Modern methods of encoding information into digital form include error check digits which are functions of the other information digits. When digital information is transmitted, the values of the error check digits can be computed from the information digits to determine if the information has been received accurately. These error correcting codes make it possible to detect and correct common errors in transmission. The sequence of bases in DNA is also a digital code consisting of 4 symbols: A, C, G, and T. Does DNA also contain an error correcting code?
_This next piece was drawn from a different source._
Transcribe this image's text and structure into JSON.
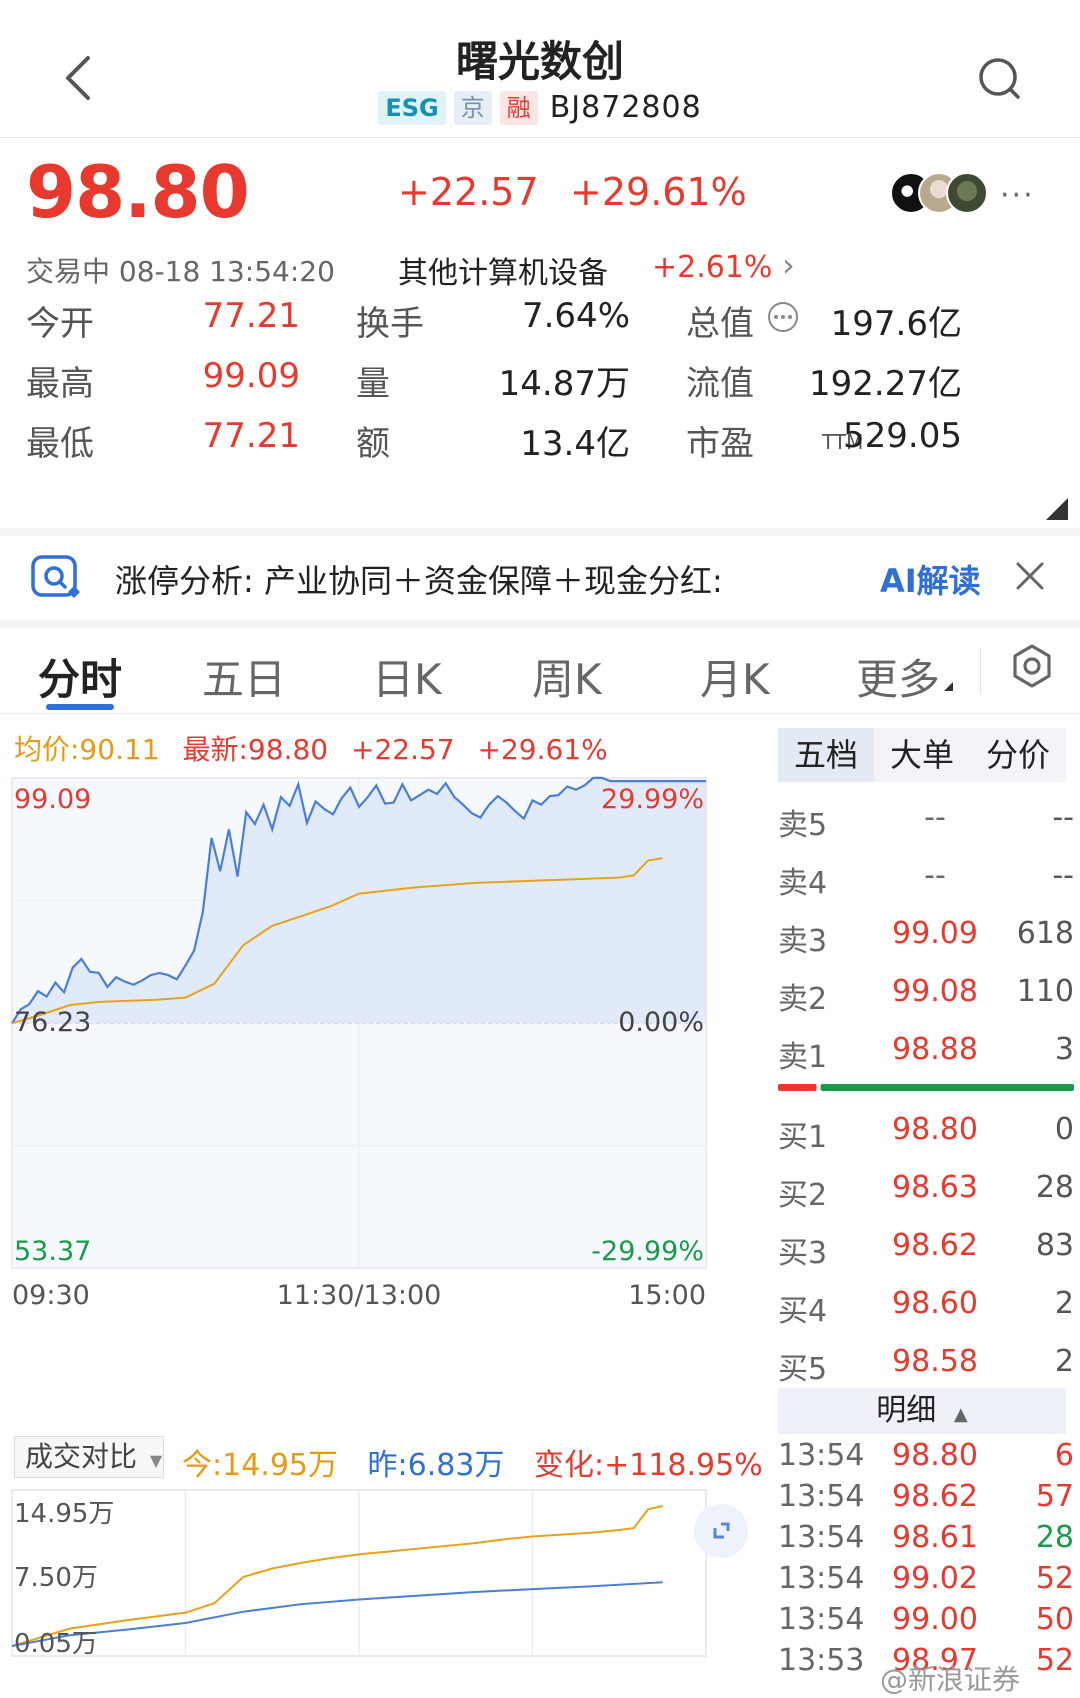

Such a code would allow repair enzymes to protect the fidelity of non-replicating DNA and increase the accuracy of replication. If a linear block error correcting code is present in DNA then some bases would be a linear function of the other bases in each set of bases. We developed an efficient procedure to determine if such an error correcting code is present in the base sequence. We illustrate the use of this procedure by using it to analyze the lac operon and the gene for cytochrome c. These genes do not appear to contain such a simple error correcting code.